Saybrook Sage vs Soft Maplewood 5
Saybrook Sage (Benjamin Moore) and Soft Maplewood 5 (Dulux) come from different manufacturers. Hue-wise, Saybrook Sage belongs to the grey family and Soft Maplewood 5 to the beige family. The 22-point LRV gap — 67 for Soft Maplewood 5 vs 45 for Saybrook Sage — means Soft Maplewood 5 will open up a space more effectively. Where Saybrook Sage leans green, Soft Maplewood 5 reads warm — a distinction that shifts noticeably depending on the light source and surrounding finishes. A ΔE of 13.6 puts these firmly in different territory — two distinct design choices rather than close alternatives. Below you'll find 1 real-room photo comparison where both colors appear side by side, plus 5 simulated room previews.
Saybrook Sage vs Soft Maplewood 5 in Real Spaces
1 real room side by side. Seeing Saybrook Sage and Soft Maplewood 5 in actual rooms makes the difference concrete; browse the spaces below to get a feel for how each color lives on a wall.
Living Room
A living room wall sees more varied light than almost any other surface in the house, which makes the choice between these two more nuanced than a chip suggests. Soft Maplewood 5 reflects noticeably more light off the walls, making the space read more open than Saybrook Sage.
Color Details
Saybrook Sage vs Soft Maplewood 5 Simulated Comparison
5 simulated room previews — drag the slider on each to see Saybrook Sage on one side and Soft Maplewood 5 on the other.

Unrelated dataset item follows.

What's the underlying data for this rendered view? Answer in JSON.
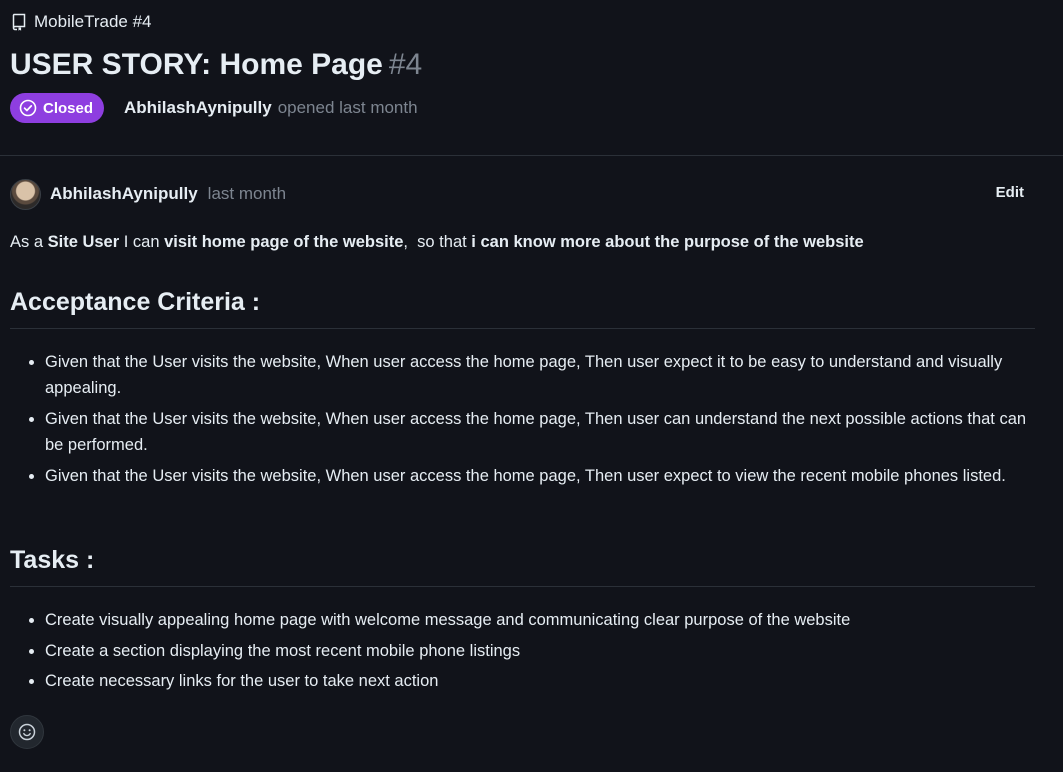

Digital color is approximate. These simulations are generated from the manufacturer's hex values and overlaid on grayscale room photos — your screen's calibration, brightness, and viewing angle all affect how they render. Before committing to either color, test physical samples in your own space under the light you actually live with.
More Saybrook Sage comparisons
See how Saybrook Sage stacks up against other well-photographed colors across different brands and tones.